The next step was to test the ability of the polyconjugates to deliver their RNAi payload in vivo.
 
In mice, the researchers used siRNA polyconjugates targeting apoB and peroxisome proliferator-activated receptor alpha, a gene that plays a role in controlling fatty acid metabolism in the liver and is only expressed in hepatocytes.
 
The team was able to achieve an 80 percent to 90 percent knockdown of the targets using a 2.5 mg/kg dose of the polyconjugates with no observed liver toxicity.
 
“Delivery of apoB siRNA caused a phenotypic effect that was manifested by lowered serum cholesterol and ApoB protein levels, and by a fatty liver,” they wrote. “A single dose of siRNA polyconjugate resulted in decreased cholesterol levels for one week to 10 days.”
 

“We are talking about a defined polymer size range that has hydrophobic characteristics and is directly conjugated to the siRNAs — it’s a very simple system in that regard.”

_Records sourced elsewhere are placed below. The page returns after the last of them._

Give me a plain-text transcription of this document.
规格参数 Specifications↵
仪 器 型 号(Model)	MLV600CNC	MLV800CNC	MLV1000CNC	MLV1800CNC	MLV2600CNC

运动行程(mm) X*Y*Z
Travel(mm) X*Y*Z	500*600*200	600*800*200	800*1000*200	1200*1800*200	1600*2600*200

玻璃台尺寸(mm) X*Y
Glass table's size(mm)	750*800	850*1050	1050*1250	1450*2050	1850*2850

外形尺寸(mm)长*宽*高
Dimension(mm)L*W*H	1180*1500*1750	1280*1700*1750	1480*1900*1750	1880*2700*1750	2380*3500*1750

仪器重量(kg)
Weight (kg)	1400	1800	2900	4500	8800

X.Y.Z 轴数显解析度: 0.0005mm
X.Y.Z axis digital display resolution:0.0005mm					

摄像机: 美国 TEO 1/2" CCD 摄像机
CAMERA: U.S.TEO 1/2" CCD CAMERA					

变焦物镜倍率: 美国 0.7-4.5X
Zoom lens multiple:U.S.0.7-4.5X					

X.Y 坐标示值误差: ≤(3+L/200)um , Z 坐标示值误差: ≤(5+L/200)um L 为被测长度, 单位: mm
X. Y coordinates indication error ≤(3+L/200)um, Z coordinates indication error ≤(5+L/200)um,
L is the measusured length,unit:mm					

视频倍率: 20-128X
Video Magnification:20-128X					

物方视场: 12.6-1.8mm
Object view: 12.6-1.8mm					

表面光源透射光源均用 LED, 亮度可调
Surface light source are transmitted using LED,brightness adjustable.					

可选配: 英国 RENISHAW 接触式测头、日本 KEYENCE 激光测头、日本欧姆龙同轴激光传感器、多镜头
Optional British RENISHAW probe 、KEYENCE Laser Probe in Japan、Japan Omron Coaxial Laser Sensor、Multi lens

Additionally, mice treated with ppara-targeting siRNA polyconjugates displayed a “gene-appropriate phenotype, characterized by a significant increase in serum triglycerides,” the authors noted.
 
The phenotype, they added, was less reproducible than the apoB knockdown phenotype, possibly due to the potency of the siRNAs used in the experiments.
 
The Mirus team also conducted experiments in which the NAG-targeting ligand was replaced with mannose, which redirected the polyconjugate away from hepatocytes to nonparenchymal cells in the liver including sinusoidal endothelial and Kupffer cells, which possess mannose receptors.
 
“When you change that ligand … you completely change the tropism of the polyconjugate,” Hagstrom said, which opens the door to the possibility of using the delivery technology with cell types other than those in the liver.
 
Doing so, however, “is going to depend on having the appropriate ligands,” he stressed, adding that “the chemistry will need to be worked out on how to attach each individual ligand.”
 
Working out that chemistry is something Mirus has already begun to do as part of an effort to develop the polyconjugates as carriers of therapeutic siRNAs for cancer.
 
“Tumor cells … are known to have a leaky vasculature, which is ideal for getting small particles out of the bloodstream,” Hagstrom said. “So ligands for tumor cells are something of interest to us, and some active research is going on at Mirus.”
Additionally, Mirus sees promise for use of the delivery technology in vitro with difficult-to-transfect cell types such as lymphoid cells, but this is something the company plans to tackle “down the road,” he noted.
 
“We’re still at an early stage [with in vitro] … and we’re focusing first on the in vivo side,” he said.